Lab 6: Building Multimodal AI Applications with MCP

This lab demonstrates how to create multimodal AI applications by extending Claude's capabilities with image generation, processing, and analysis using MCP.

Prerequisites

Docker and Docker Compose
Basic understanding of image processing
Familiarity with multimodal AI concepts

Introduction

Multimodal AI applications combine different types of data and media, such as text, images, and audio. While Claude is primarily a text-based model, MCP allows us to extend its capabilities to handle multimodal interactions.

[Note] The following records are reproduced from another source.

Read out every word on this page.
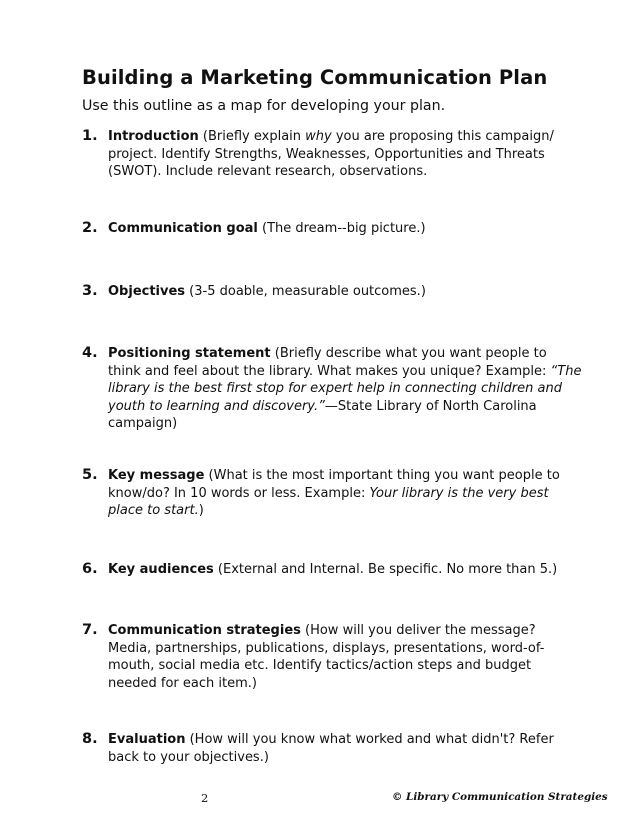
Building a Marketing Communication Plan
Use this outline as a map for developing your plan.
1. Introduction (Briefly explain why you are proposing this campaign/ project. Identify Strengths, Weaknesses, Opportunities and Threats (SWOT). Include relevant research, observations.
2. Communication goal (The dream--big picture.)
3. Objectives (3-5 doable, measurable outcomes.)
4. Positioning statement (Briefly describe what you want people to think and feel about the library. What makes you unique? Example: “The library is the best first stop for expert help in connecting children and youth to learning and discovery.”—State Library of North Carolina campaign)
5. Key message (What is the most important thing you want people to know/do? In 10 words or less. Example: Your library is the very best place to start.)
6. Key audiences (External and Internal. Be specific. No more than 5.)
7. Communication strategies (How will you deliver the message? Media, partnerships, publications, displays, presentations, word-of-mouth, social media etc. Identify tactics/action steps and budget needed for each item.)
8. Evaluation (How will you know what worked and what didn't? Refer back to your objectives.)
2	© Library Communication Strategies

In this lab, you'll build a system that enables Claude to:

Generate images based on text descriptions
Analyze and extract data from images
Edit and manipulate images
Create visual insights from data

Multimodal AI

Multimodal AI systems can process and generate information across different modalities, such as text, images, audio, and video. By connecting Claude to specialized services through MCP, we can create a powerful multimodal application that combines Claude's language capabilities with visual understanding and generation.

Step 1: Project Setup

Create a new project directory:

mkdir mcp-multimodal
cd mcp-multimodal
mkdir -p config services/{image-generation,image-analysis,image-editing,data-visualization}

Step 2: Image Generation Service

Create an image generation service using Stable Diffusion in services/image-generation/app.py. This will handle text-to-image generation.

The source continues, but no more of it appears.